On a write request from the upper level, the block is also compressed. This process is similar to the line fill as described above, except that it is possible that an older version of the line already exists. In this case, the size of the old version and the size of the new block after compression is compared. If both are uncompressed or smaller than 32 bytes, the new version can be directly installed. Otherwise, one block needs to be evicted from the residual cache or simply freed, to accommodate for the size change.

The paper also proposes a low latency compression and decompression circuit prototype. The prototype algorithm consists of three stages, which can be pipelined to further improve throughput. In the first stage, comparators check each of the 32 bit words in the cache line for high bit 1’s or 0’s. These patterns indicate small positive or negative values, which can be stored with less bits. The outcome of the comparison is carried to the next stage. In the next stage, the words are shifted by shifters in parallel to remove high bit 1’s or 0’s, if the comparator indicates so. Otherwise they will be unchanged. In the last stage, the compressed words are gathered, and the final size is measured. If the size is larger than 32 bytes, then compression fails, and the original block is output. If the final size is smaller than 32 bytes, compression succeeds, and the compressed line is stored in the conventional LLC’s data slot only. The encoding cache is also updated with the compression metadata of each individual word. Decompression works the same, except that the pipeline stages are reversed. The compressed words and encoding metadata are first read out, then the shift amount is generated, and finally shifted by shifter array.
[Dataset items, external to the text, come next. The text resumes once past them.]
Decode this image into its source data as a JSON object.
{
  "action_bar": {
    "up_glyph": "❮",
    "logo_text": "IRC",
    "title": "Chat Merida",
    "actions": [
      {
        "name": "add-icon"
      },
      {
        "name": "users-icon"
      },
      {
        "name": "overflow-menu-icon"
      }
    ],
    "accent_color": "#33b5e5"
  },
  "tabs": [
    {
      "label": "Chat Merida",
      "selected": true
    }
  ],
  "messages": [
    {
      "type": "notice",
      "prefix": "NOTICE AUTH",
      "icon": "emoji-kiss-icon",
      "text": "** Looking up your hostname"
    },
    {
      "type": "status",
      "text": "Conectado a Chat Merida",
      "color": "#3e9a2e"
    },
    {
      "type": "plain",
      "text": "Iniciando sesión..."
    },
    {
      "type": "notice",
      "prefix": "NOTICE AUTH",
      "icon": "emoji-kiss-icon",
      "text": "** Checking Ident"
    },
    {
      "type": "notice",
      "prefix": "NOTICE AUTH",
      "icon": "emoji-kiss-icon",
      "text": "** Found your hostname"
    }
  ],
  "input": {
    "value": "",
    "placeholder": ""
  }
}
The paper suggests that the circuit that generates shift amount and the shift array can be shared between the encoder and decoder, since they function identically in both directions.

It should also be noted that the compression algorithm is made really simple to reduce compression and decompression latency, as only small integers are compressed to a shorter form. In addition, no further attempt will be made if the compression algorithm could reduce the size of a block by half, since there is no direct benefit of storing a smaller cache line while it is already less than 32 bytes. The algorithm also does not seek a compression ratio lower than 2:1, since it is simply a compression failure which does not contribute to runtime energy reduction.